Davis EA. Cult. Anthropol. 2010; 25(1): 130-164.

Copyright

(Copyright © 2010, American Anthropological Association, Publisher John Wiley and Sons)

DOI

10.1111/j.1548-1360.2009.01054.x

PMID

unavailable

Abstract

Based on field research in Greek Thrace, this essay examines the problem of deception in psychiatric care, in the context of national psychiatric reform. Over the last 25 years, psychiatric treatment in Greece has shifted from custodial hospitals to outpatient settings, challenging the mentally ill to help care for themselves as they adapt to life “in the community.” I explore the consequent reworking of therapeutic relationships outside custodial institutions through verbal negotiation, as against methods of confinement and constraint associated with inhumane institutional care. I argue that an ambivalent intimacy is fostered in these relationships by suspicions of deceit, which speak as well to a problem of knowledge in contemporary psychiatry globally.
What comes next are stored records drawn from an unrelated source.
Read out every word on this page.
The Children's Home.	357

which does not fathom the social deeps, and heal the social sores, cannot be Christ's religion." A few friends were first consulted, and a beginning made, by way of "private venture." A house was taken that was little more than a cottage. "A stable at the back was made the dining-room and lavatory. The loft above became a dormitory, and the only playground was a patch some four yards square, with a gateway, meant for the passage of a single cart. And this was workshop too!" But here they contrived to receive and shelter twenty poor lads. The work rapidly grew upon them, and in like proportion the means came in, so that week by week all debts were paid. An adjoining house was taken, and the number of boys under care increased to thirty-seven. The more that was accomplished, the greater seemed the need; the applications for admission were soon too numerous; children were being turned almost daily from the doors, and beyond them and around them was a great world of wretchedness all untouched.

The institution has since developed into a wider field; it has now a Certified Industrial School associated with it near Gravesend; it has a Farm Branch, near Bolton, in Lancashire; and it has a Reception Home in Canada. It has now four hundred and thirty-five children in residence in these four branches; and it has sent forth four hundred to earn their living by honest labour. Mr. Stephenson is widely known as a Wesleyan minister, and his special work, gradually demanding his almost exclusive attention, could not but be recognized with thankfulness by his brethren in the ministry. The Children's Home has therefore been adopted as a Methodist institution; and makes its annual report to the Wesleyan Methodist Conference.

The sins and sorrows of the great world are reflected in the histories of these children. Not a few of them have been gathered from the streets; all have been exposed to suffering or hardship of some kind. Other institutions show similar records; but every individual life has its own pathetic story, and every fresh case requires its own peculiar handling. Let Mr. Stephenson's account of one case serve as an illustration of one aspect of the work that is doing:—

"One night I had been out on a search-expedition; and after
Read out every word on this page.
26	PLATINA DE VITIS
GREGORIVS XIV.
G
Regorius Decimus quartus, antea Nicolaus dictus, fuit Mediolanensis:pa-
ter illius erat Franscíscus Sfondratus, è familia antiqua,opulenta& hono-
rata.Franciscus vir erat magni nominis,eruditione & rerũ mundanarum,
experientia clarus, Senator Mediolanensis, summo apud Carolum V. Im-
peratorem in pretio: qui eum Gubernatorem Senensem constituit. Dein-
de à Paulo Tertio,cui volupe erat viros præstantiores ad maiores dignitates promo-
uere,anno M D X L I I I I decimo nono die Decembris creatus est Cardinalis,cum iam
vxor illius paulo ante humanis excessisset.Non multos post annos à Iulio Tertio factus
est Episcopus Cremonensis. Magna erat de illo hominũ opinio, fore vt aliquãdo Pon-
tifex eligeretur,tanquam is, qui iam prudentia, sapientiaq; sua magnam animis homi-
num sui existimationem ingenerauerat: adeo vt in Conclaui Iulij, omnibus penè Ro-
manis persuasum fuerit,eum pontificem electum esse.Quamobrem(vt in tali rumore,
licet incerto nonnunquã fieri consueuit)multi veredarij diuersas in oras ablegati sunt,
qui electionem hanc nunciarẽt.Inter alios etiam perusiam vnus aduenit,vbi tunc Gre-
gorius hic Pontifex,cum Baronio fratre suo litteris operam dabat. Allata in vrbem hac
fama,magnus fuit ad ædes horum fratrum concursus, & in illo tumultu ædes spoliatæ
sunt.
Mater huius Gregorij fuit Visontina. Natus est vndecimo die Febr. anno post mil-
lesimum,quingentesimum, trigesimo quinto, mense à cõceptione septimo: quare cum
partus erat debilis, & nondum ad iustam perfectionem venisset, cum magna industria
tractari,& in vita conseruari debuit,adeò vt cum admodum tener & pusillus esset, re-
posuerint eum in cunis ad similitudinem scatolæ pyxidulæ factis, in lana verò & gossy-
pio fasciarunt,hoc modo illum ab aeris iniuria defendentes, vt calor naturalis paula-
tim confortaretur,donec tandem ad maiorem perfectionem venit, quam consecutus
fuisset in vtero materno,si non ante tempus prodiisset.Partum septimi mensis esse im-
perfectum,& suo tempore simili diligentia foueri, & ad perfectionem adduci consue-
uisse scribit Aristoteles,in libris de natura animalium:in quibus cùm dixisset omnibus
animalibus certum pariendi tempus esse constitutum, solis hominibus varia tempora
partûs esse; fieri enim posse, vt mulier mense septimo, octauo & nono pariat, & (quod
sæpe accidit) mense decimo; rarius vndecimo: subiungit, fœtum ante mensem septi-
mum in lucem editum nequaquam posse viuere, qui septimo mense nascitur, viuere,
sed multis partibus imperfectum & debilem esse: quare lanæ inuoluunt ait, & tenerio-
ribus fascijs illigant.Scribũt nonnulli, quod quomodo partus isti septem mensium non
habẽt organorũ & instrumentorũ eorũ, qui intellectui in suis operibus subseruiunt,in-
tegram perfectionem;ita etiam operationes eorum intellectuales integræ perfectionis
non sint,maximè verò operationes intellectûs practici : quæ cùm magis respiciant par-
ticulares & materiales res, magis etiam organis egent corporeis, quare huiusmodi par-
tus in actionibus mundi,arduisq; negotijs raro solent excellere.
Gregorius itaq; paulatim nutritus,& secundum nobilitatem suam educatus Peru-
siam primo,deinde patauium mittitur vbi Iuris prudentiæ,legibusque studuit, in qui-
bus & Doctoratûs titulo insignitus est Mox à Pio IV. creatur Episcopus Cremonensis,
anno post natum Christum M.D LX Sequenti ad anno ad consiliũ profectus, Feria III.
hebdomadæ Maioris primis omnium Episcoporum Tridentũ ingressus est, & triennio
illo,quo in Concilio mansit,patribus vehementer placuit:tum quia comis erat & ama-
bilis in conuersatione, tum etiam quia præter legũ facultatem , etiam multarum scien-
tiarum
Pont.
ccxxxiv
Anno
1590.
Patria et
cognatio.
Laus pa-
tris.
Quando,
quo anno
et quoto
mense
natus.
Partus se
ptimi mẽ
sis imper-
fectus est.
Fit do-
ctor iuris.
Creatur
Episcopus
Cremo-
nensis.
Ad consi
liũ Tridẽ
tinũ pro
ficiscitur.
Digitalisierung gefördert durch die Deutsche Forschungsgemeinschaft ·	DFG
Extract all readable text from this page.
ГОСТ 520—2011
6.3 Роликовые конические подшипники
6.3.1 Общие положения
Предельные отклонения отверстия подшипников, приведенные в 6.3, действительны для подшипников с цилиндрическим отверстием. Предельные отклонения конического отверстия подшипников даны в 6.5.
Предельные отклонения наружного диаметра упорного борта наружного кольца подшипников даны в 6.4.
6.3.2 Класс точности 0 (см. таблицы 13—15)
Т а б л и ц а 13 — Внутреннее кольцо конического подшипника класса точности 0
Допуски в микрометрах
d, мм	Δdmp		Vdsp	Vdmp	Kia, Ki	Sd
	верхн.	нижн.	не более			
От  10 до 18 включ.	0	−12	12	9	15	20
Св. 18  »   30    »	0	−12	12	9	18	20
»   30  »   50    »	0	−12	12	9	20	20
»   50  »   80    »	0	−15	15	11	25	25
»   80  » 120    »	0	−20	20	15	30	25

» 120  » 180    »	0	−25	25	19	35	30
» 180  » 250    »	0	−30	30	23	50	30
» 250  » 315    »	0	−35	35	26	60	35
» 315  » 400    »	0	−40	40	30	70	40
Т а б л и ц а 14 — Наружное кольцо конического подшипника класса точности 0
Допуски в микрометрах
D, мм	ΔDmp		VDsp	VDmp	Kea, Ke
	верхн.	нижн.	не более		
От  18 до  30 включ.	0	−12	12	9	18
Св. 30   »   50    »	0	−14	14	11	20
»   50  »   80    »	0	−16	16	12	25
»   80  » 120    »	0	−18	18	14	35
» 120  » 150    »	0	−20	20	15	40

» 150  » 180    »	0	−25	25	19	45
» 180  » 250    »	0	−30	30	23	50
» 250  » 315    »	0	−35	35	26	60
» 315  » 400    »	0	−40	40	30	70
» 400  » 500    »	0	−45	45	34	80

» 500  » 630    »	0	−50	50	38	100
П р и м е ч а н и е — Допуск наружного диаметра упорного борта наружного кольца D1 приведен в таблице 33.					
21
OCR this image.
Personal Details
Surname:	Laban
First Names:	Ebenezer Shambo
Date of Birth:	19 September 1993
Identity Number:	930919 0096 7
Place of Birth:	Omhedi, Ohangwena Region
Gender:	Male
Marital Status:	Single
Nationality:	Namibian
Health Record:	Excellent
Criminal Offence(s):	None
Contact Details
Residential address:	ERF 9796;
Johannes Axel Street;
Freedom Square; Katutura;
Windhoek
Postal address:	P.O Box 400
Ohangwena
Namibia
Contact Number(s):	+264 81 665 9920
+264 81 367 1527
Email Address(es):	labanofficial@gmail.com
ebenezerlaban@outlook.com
Working through the case of a Gypsy outpatient diagnosed with antisocial personality disorder, whose life ended in a drug overdose, I trace suspicions of deceit across multiple terrains: from (neo)liberal reform, to clinical diagnosis, to constructions of minority culture. On these terrains, I do not attempt to determine the truth of speech in the clinic, but to discern the dynamics of suspicion through which that truth comes into question. Rather than clear refusals of responsibility, I show suspicions of deception in community-based care as refractions of psychiatric reform through a constitutive opacity in intimate ethical relations between patients and therapists.